Complications of a brain arteriovenous malformation (AVM) include:

  • Bleeding in the brain. A brain AVM puts extreme pressure on the walls of the affected arteries and veins. The pressure causes the arteries and veins to become thin or weak. This may result in the AVM breaking open and bleeding into the brain, known as a hemorrhage.

    This risk of a brain AVM bleeding ranges from around 2% to 3% each year. The risk of bleeding may be higher for certain types of AVM. Risk also may be higher in people who have had a brain AVM bleed in the past.

    Although studies haven't found that pregnancy increases the risk of hemorrhage in people with a brain AVM, more research is needed.

    Some hemorrhages associated with brain AVMs aren't detected because they cause no major symptoms. However, potentially dangerous bleeding can occur.

    Brain AVMs account for about 2% of all hemorrhagic strokes each year. In children and young adults who experience brain hemorrhage, brain AVMs are often the cause.

  • Reduced oxygen to brain tissue. With a brain AVM, blood doesn't flow through the network of small blood vessels called capillaries. Instead, it flows directly from arteries to veins. Blood rushes quickly because it isn't slowed by the smaller blood vessels.

    Surrounding brain tissue can't easily absorb oxygen from the fast-flowing blood. Without enough oxygen, brain tissues weaken or may die off completely. This results in stroke-like symptoms, such as trouble speaking, weakness, numbness, vision loss or trouble staying steady.

  • Thin or weak blood vessels. An AVM puts extreme pressure on the thin and weak walls of the blood vessels. A bulge in a blood vessel wall, known as an aneurysm, may form. The aneurysm may be at risk of bursting.
  • Brain damage. The body may use more arteries to supply blood to the fast-flowing brain AVM. As a result, some AVMs may get bigger and displace or compress portions of the brain. This may prevent protective fluids from flowing freely around the brain.
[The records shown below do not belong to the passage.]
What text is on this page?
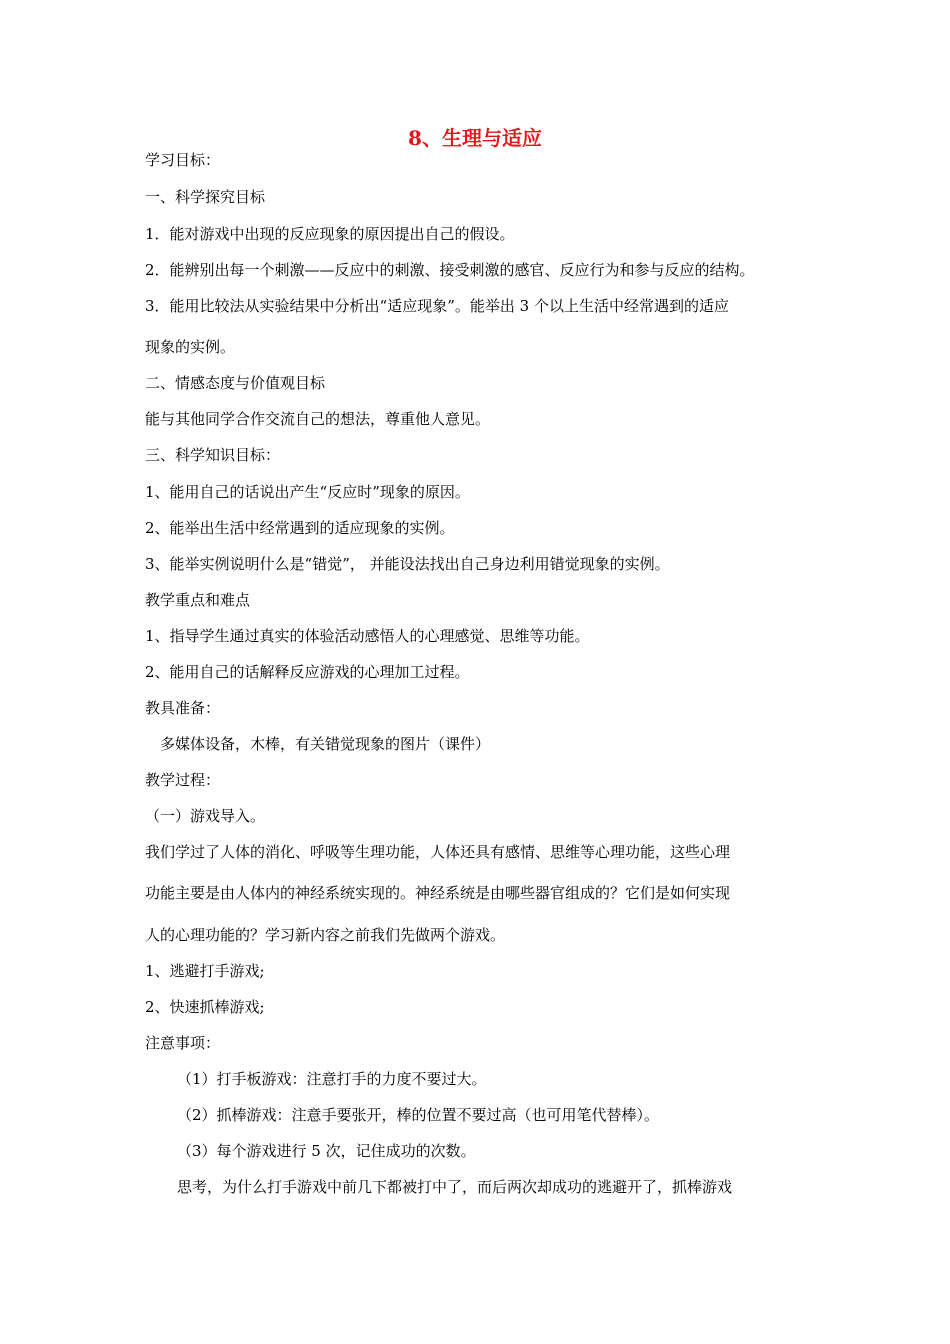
8、生理与适应
学习目标：
一、科学探究目标
1．能对游戏中出现的反应现象的原因提出自己的假设。
2．能辨别出每一个刺激——反应中的刺激、接受刺激的感官、反应行为和参与反应的结构。
3．能用比较法从实验结果中分析出“适应现象”。能举出 3 个以上生活中经常遇到的适应
现象的实例。
二、情感态度与价值观目标
能与其他同学合作交流自己的想法，尊重他人意见。
三、科学知识目标：
1、能用自己的话说出产生“反应时”现象的原因。
2、能举出生活中经常遇到的适应现象的实例。
3、能举实例说明什么是“错觉”， 并能设法找出自己身边利用错觉现象的实例。
教学重点和难点
1、指导学生通过真实的体验活动感悟人的心理感觉、思维等功能。
2、能用自己的话解释反应游戏的心理加工过程。
教具准备：
多媒体设备，木棒，有关错觉现象的图片（课件）
教学过程：
（一）游戏导入。
我们学过了人体的消化、呼吸等生理功能，人体还具有感情、思维等心理功能，这些心理
功能主要是由人体内的神经系统实现的。神经系统是由哪些器官组成的？它们是如何实现
人的心理功能的？学习新内容之前我们先做两个游戏。
1、逃避打手游戏;
2、快速抓棒游戏;
注意事项：
（1）打手板游戏：注意打手的力度不要过大。
（2）抓棒游戏：注意手要张开，棒的位置不要过高（也可用笔代替棒）。
（3）每个游戏进行 5 次，记住成功的次数。
思考，为什么打手游戏中前几下都被打中了，而后两次却成功的逃避开了，抓棒游戏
    If fluid builds up, it can push brain tissue against the skull.

One type of brain AVM that involves a major blood vessel called the vein of Galen causes serious complications in babies. Symptoms are present at birth or appear soon after birth. This type of brain AVM causes fluid to build up in the brain and the head to swell. Swollen veins may be seen on the scalp, and seizures may occur. Children with this type of brain AVM can have a failure to thrive and congestive heart failure.